Archivale des Monats
Februar 2014: Die Handwerksordnung der Maurer und Steinmetzen der Stadt Meran, des Burggrafenamtes und des Vinschgaus
Das Südtiroler Landesarchiv verwahrt unter seinen Beständen eine aus Privatbesitz stammende Handwerksordnung der Meraner Maurer und Steinmetzen aus dem Jahr 1709. Das zwölf Pergamentblätter umfassende Libell mit von Pergament überzogenem Pappeumschlag trägt das an roten Seidenschnüren hängende Majestätssiegel Josephs I. Der Kaiser bestätigte hier am 16. Februar 1709 die bereits zum 25. Juli 1705 genehmigte Handwerksordnung, die in 41 Punkten alle Lebens- und Arbeitsbereiche der Zunftmitglieder regelt.

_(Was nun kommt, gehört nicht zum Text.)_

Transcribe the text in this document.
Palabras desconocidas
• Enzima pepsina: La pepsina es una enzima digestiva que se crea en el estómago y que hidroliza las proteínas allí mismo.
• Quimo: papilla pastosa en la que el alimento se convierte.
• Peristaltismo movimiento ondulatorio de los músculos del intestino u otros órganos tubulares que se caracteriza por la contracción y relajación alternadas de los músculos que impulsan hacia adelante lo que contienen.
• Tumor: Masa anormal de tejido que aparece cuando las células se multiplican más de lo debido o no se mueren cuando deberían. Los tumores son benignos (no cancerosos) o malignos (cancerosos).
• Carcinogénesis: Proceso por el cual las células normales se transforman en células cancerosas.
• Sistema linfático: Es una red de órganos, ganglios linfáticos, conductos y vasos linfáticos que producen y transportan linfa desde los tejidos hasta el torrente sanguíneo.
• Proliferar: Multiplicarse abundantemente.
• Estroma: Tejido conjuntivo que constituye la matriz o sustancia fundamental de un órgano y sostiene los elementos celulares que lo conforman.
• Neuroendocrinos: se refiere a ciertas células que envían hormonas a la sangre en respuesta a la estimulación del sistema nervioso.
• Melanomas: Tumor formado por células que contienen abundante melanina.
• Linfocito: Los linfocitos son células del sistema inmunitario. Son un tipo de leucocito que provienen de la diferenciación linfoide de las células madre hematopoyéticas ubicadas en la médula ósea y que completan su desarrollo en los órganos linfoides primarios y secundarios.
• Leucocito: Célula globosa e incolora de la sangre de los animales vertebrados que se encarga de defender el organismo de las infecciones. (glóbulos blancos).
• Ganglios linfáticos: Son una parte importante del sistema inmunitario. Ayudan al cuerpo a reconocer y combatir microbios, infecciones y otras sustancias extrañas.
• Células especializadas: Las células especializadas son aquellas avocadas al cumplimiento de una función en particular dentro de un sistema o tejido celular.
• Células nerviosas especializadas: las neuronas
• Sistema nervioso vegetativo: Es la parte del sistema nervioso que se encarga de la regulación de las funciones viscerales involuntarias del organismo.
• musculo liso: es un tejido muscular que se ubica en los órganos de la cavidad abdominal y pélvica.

Bereits seit dem Hochmittelalter schlossen sich Handwerker der verschiedenen Gewerke zu genossenschaftlich organisierten Zünften zusammen. Seit dem späten Mittelalter gaben sie sich eigene Satzungen, in denen bis ins Detail etwa die Ausbildung der Lehrlinge und Gesellen, die Ablegung der Meisterprüfung und die Beziehungen der Meister untereinander geregelt wurde, aber auch ein sittlicher Lebenswandel der Zunftmitglieder gefordert und finanzielle Unterstützung in Notfällen festgelegt wurden. Jedes Zunftmitglied zahlte einen jährlichen Beitrag in die sogenannte Lade - das zentrale Symbol dieser Korporationen -, in der die Zunftordnung, das Bruderschaftsbuch und die Zunftkasse verwahrt wurden. Sie wurde mit zwei Schlüsseln verschlossen, einen verwahrte der Bruder-, den anderen der Büchsenmeister (Zunftmeister). Das Ziel einer Zunft war es, ihre Mitglieder in wirtschaftlicher Hinsicht zu vertreten. Zugleich trug sie auch Züge einer religiösen Bruderschaft, die Werke der Frömmigkeit und Nächstenliebe verrichtete und jedem Mitglied im Falle seines Ablebens ein feierliches Begängnis garantierte.
Die Blütezeit der Zünfte ging im 18. Jahrhundert zu Ende, als vor dem Hintergrund veränderter wirtschaftlicher Rahmenbedingungen der Zunftzwang zunehmend gelockert wurde. Mit dem Erlass der Allgemeinen Gewerbeordnung von 1859, die die völlige Gewerbefreiheit garantierte, verloren die Zünfte vollends ihre Funktion.